Então, é um pouco de hipocrisia da nossa parte, querer voltar para um passado que também tinha suas imperfeições, porque essas imperfeições, elas apenas... Como que eu ia andar de carro numa época que só tinha carroça? Então, é muito fácil você dizer para as pessoas, não, porque era melhor antigamente, era melhor não sei o quê. Não, mas eu estou falando, a única opção que eu tinha era andar de carroça, naquela época não tinha um carro para andar.

Então, eu acho que esses são pontos sempre que devem ser levados em consideração. E aí, quando a gente fala de burnout, o que nós temos que entender muito bem?
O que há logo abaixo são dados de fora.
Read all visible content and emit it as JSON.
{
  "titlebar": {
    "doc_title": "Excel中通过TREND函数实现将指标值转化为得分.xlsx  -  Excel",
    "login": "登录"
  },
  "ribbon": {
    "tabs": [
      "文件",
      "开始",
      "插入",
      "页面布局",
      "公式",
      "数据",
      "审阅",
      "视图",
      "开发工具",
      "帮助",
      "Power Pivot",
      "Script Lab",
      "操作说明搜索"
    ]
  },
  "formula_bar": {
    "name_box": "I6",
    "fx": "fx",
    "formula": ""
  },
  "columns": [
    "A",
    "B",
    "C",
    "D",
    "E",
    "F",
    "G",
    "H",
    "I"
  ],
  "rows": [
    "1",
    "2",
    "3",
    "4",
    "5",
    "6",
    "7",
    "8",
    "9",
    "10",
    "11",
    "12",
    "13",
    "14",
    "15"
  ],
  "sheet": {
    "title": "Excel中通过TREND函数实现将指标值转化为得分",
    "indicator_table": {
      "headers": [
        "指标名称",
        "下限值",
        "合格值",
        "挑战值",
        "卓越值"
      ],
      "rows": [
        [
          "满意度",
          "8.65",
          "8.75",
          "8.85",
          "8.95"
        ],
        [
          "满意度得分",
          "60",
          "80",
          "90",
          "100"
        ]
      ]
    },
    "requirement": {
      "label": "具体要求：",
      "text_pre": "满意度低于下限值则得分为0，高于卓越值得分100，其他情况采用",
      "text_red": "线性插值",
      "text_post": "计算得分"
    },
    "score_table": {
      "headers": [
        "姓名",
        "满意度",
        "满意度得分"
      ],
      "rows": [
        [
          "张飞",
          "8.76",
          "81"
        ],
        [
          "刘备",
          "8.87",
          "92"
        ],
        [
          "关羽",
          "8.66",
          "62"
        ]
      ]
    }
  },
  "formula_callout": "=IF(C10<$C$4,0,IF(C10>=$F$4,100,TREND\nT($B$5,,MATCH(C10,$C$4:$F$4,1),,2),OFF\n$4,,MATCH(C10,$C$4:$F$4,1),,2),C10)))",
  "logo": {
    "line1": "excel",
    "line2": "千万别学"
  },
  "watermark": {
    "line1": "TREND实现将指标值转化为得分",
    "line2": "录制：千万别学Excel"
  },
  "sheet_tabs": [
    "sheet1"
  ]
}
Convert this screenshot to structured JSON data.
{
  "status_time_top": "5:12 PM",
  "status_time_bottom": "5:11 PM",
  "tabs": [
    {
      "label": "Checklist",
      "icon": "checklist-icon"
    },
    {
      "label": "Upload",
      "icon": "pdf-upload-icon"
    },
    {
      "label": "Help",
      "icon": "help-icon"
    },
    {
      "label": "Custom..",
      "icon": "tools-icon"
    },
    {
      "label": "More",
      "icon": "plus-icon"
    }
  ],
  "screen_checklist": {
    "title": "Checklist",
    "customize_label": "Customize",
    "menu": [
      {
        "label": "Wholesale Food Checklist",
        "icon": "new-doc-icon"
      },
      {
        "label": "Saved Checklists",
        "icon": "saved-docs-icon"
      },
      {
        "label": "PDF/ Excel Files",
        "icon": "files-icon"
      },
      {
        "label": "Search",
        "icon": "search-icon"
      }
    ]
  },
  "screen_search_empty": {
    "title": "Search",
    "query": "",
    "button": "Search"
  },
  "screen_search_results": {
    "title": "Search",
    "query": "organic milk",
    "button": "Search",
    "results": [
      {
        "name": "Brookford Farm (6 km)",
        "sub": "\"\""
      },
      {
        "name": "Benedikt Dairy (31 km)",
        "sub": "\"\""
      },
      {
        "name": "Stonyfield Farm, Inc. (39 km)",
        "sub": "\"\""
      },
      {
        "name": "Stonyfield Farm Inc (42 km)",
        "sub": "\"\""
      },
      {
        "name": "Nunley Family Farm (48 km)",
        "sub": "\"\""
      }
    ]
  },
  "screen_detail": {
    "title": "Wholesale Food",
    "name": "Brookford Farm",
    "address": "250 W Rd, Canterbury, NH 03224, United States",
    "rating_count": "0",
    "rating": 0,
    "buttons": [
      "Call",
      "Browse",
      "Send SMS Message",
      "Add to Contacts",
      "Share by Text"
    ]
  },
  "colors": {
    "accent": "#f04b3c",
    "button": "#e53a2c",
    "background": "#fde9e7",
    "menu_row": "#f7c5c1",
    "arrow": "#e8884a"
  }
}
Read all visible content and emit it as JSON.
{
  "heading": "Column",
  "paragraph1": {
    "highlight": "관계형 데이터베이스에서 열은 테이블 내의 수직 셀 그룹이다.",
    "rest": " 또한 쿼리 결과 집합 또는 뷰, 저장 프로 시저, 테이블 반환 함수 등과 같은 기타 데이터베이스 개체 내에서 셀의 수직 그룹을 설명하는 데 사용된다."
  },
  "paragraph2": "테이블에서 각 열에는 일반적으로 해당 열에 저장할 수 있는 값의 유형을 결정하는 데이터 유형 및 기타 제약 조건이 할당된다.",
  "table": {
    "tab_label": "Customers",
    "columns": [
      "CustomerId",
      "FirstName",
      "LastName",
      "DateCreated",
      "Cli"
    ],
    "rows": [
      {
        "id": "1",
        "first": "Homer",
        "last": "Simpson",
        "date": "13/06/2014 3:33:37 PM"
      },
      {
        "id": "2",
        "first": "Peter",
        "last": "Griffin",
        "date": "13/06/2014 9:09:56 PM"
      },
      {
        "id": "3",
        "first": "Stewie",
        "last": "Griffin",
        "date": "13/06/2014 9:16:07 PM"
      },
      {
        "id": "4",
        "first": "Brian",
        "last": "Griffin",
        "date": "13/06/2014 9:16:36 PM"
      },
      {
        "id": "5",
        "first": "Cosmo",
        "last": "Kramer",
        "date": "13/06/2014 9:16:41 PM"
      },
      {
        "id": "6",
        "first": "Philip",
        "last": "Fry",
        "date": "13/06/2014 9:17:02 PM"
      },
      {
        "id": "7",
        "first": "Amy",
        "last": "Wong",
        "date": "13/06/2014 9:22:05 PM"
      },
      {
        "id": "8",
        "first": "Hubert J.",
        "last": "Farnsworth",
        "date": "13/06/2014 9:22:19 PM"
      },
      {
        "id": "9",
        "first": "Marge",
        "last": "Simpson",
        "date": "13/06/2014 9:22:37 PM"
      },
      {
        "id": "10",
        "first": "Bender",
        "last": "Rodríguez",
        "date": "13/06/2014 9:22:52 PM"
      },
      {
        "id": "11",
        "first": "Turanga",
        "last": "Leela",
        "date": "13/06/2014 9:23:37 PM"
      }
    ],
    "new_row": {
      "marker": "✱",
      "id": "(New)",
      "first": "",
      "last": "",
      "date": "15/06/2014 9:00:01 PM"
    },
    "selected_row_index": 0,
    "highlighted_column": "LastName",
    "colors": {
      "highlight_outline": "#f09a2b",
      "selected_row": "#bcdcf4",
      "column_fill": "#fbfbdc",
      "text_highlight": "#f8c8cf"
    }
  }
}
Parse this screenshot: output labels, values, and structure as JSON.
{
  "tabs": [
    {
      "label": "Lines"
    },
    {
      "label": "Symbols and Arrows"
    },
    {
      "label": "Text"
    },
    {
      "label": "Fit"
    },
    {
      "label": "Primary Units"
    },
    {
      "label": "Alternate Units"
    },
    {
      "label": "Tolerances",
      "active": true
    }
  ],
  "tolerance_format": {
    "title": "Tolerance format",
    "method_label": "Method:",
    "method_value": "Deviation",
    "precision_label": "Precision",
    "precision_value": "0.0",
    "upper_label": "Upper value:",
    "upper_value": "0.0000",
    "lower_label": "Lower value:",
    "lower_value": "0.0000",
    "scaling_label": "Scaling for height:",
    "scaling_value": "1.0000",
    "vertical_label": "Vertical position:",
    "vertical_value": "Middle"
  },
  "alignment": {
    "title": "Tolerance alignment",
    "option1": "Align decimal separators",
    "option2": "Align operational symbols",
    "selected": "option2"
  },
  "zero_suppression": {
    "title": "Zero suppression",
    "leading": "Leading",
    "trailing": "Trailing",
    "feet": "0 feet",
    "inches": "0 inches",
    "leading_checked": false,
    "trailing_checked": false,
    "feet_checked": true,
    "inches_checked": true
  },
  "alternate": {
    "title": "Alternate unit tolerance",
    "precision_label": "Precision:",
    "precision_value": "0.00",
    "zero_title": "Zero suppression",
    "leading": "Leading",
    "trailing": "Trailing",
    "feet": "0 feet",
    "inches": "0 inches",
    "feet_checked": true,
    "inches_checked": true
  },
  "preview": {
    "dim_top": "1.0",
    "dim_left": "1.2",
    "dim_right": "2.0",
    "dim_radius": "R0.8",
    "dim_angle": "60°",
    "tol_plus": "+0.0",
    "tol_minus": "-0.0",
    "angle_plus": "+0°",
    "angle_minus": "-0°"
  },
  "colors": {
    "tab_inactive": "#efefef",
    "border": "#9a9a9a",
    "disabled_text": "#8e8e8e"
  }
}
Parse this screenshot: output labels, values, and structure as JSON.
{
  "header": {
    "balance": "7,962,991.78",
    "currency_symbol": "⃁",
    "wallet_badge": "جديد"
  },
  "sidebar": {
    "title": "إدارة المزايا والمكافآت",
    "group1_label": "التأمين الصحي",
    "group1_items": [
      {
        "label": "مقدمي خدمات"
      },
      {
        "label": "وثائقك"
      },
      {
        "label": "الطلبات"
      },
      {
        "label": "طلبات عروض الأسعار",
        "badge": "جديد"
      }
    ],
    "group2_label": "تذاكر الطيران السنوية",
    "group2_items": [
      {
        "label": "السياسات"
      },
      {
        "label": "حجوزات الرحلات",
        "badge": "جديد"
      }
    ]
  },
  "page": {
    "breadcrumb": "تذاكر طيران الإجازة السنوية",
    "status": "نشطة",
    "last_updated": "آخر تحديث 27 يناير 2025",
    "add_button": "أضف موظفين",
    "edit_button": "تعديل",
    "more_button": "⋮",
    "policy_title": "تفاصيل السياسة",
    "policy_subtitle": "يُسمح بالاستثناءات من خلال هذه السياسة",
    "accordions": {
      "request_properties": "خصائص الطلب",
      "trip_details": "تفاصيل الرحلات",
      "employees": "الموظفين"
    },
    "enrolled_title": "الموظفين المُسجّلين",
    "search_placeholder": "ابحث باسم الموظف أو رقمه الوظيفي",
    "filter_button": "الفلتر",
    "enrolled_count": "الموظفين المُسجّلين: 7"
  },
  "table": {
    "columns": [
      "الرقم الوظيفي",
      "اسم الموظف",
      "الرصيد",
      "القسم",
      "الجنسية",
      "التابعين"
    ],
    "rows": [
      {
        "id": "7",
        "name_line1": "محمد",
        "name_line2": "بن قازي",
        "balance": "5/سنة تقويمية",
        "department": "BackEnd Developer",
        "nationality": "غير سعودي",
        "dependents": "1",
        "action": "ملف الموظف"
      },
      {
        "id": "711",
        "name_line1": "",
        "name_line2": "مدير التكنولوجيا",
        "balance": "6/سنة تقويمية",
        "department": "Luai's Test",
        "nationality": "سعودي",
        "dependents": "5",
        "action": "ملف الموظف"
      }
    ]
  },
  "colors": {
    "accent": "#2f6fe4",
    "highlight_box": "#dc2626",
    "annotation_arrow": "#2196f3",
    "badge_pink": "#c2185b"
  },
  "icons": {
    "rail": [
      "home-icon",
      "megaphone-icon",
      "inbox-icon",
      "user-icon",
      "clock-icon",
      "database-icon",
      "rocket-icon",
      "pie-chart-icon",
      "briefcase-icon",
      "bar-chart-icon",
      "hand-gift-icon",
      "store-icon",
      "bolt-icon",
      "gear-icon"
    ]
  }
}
Se você for olhar, Fábio, na quantidade de informações que um americano médio recebia na década de 80, e a quantidade de informações que um americano médio recebe hoje, depois dos anos 2000, na verdade, isso equivale a como se fosse 10 a 15 vezes um jornal inteiro por dia.

a mais. E aí num cérebro que é um cérebro ainda primitivo, vamos dizer assim, que ainda tem seus 35 mil anos, mas não vai estar, não evolui do nada, não é do nada que ele vai se adaptar a essa quantidade de informação. E aí talvez é por isso que as pessoas estão mais sobrecarregadas. Só que aí vem a autorresponsabilidade, que você, por conta própria, vai entender, não, eu tenho que filtrar o que eu recebo de informação.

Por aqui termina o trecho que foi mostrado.